Reaction à l’article de Ali Souleymane – Hissein Habré : l’homme qui maltraita son peuple

Les deux articles d’Ali Souleymane sur Hissein Habré ne sont qu’une suite de délires et d’élucubrations. Pour lui, Le fils de Billah Korey et de Habré Michala est tout, sauf un dictateur qui a envoyé dans l’au-delà plus de 40.000 de ses compatriotes.

Continuez, monsieur Souleymane, à encenser votre Boss de tous les bons épithètes et attributs que vous voulez mais de grâce ne parlez pas au nom du peuple Tchadien et de l’Afrique noire en général.

Ce peuple tchadien ressent encore dans son corps et dans son âme les séquelles des affres ce que votre héros lui a infligé. Il n’a été qu’un dictateur qui a profité de la guerre contre la Libye pour appauvrir ses compatriotes et en tuer d’autres.
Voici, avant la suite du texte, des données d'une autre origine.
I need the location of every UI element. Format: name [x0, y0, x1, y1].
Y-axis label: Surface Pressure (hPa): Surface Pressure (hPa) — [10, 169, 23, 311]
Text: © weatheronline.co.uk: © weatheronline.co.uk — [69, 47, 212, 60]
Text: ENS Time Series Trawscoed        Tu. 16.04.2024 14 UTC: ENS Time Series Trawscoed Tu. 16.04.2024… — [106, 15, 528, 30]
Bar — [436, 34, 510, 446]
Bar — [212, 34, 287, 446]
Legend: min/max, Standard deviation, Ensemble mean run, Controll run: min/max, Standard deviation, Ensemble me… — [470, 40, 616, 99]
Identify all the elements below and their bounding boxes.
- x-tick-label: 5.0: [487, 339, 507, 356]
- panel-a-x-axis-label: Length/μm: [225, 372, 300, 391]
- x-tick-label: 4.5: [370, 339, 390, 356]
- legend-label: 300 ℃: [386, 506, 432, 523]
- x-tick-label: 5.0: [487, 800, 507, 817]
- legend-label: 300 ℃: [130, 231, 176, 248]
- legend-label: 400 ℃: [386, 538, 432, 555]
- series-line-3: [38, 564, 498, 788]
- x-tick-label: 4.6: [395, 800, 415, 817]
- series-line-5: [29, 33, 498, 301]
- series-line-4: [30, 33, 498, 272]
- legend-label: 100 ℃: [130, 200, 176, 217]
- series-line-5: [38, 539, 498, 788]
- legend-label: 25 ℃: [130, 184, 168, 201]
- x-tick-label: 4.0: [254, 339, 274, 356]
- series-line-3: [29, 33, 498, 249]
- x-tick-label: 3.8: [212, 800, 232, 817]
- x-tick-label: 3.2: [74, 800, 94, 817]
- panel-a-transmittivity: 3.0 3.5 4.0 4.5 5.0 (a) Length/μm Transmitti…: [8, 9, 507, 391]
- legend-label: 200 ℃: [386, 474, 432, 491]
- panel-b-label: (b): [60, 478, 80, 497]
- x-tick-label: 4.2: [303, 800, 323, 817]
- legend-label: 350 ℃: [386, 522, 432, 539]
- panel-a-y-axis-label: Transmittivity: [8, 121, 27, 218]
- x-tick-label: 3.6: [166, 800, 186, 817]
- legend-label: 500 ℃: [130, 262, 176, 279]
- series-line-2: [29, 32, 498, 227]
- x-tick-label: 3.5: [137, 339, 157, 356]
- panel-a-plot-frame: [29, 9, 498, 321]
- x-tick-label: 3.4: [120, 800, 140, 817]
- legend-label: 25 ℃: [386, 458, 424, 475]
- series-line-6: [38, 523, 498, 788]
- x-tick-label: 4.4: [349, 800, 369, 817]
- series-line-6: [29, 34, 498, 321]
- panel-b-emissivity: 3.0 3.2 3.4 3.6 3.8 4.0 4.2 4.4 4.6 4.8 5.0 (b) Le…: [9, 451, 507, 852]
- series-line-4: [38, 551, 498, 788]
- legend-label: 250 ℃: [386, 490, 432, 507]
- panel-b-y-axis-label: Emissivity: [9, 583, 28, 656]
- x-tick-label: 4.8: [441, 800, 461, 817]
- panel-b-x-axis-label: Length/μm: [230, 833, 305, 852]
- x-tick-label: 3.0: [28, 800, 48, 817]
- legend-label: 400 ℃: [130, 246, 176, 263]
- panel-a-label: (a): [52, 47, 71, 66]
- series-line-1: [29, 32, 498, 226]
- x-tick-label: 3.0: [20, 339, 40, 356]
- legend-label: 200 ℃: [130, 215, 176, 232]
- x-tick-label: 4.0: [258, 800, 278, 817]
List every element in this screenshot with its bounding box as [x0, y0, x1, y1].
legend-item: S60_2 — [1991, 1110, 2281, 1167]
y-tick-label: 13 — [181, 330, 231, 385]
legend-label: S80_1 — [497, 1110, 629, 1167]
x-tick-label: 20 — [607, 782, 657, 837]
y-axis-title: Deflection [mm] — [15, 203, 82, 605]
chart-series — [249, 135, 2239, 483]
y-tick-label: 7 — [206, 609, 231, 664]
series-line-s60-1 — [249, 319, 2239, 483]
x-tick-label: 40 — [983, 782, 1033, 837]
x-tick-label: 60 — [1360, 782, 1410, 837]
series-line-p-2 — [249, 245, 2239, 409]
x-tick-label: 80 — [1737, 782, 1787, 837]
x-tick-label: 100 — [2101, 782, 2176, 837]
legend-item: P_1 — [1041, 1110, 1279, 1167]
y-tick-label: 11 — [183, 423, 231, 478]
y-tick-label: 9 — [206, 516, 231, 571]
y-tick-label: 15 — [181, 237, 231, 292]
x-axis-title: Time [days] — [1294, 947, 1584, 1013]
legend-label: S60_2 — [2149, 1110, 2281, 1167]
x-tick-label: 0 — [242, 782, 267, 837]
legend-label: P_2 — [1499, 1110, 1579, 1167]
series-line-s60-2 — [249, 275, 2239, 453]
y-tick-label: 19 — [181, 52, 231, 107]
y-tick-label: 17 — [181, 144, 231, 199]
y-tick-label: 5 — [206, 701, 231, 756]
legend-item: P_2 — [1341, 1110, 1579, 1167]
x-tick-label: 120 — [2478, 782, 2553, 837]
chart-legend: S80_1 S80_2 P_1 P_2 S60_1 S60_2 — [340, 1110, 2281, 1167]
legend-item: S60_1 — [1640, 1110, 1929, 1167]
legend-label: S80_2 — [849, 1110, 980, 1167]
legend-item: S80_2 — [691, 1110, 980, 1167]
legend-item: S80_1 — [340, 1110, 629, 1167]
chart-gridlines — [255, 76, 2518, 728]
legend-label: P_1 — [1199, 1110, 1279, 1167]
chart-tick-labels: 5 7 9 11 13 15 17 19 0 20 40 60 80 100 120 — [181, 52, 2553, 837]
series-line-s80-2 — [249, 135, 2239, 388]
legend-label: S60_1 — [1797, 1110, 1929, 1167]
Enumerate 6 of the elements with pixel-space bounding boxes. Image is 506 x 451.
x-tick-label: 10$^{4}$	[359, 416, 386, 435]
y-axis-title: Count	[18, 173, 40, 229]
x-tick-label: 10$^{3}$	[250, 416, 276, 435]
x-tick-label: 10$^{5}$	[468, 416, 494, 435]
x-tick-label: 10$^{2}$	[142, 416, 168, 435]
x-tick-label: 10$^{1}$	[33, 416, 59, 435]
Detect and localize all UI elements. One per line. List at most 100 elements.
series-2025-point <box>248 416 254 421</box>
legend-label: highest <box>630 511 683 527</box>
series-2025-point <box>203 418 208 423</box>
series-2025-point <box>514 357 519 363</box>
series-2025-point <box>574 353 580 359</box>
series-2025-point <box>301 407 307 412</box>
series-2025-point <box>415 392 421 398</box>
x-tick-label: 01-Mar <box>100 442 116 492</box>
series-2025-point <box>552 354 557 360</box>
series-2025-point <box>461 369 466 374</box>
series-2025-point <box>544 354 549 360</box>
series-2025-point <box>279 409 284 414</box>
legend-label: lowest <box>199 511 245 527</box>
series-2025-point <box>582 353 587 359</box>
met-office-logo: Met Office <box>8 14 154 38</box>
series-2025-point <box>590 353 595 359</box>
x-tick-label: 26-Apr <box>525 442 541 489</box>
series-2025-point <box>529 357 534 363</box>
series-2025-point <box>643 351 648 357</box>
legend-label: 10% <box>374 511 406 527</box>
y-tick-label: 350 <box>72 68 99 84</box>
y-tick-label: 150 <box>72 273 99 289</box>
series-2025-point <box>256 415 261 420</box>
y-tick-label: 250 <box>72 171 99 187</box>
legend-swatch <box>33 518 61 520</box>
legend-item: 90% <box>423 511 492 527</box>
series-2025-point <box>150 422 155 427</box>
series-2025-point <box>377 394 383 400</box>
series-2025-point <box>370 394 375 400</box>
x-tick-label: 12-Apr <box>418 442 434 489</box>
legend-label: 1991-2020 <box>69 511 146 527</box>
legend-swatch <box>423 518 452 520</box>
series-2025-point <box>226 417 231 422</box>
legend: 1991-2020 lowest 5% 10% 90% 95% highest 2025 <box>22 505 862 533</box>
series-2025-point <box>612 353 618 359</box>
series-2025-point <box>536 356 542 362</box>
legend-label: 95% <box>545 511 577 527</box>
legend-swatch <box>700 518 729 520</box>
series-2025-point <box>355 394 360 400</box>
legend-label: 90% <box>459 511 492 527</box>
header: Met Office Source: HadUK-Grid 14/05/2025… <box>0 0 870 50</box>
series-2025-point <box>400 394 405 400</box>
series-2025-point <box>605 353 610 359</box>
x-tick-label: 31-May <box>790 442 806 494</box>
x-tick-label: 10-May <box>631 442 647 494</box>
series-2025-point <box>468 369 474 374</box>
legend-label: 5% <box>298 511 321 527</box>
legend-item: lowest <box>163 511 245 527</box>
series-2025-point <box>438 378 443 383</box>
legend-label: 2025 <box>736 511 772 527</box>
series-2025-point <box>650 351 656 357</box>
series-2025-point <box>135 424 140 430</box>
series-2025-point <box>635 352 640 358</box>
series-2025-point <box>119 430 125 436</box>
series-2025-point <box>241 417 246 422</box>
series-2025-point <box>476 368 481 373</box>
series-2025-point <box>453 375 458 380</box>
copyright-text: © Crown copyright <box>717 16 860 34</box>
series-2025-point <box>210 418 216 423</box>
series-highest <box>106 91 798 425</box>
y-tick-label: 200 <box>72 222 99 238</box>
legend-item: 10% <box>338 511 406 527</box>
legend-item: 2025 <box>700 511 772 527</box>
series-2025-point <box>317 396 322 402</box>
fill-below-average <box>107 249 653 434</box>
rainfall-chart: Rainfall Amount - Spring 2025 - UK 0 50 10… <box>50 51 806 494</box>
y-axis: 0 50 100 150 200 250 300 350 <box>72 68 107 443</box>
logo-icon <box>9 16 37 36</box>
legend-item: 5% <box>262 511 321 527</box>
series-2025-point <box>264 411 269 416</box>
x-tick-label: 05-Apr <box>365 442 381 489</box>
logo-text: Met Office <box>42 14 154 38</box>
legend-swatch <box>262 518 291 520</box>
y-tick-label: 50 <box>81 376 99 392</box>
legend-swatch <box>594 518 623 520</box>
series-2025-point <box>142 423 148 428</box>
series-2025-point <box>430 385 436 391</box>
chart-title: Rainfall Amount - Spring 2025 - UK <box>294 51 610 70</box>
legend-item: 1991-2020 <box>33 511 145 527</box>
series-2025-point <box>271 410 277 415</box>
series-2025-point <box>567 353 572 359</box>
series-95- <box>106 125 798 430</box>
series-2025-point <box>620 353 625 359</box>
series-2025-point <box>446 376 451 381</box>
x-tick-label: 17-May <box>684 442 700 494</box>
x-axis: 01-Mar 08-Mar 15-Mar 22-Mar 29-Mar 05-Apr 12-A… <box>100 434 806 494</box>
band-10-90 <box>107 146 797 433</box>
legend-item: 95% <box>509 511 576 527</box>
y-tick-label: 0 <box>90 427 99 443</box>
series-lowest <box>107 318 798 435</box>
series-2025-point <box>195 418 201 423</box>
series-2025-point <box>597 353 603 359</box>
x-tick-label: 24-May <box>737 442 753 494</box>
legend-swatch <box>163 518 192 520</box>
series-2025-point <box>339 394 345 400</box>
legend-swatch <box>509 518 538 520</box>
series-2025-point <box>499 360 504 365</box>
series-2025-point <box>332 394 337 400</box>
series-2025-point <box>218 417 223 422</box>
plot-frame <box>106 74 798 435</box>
Dans certaines contrées du Tchad, Hissein Habré rime avec FAN (Forces Armées du Nord). A l’énoncé de ces deux noms, les populations se mettaient en abri sûr, généralement dans les forêts denses. Les survivants de cette époque en sont encore traumatisés.

Vous qui connaissez si bien Hissein Habré, emmenez-nous dans sa biographie jusqu’à dans les années 84-85-86 dans le sud du pays.

L’on ne peut pas parler de la construction et de l’unification d’un pays en cherchant à éliminer une partie de son élite intellectuelle. Voilà, hélas, ce que votre héros a fait.

Il a massacré les élites sudistes et, plus tard, Hadjerai.
Et lorsque de braves gens veulent revendiquer justice pour les victimes, vous criez au voleur et à la vendetta. Je passe sur le cas de Reed Brody, mais votre attaque contre Djondang m’écœure et me désole.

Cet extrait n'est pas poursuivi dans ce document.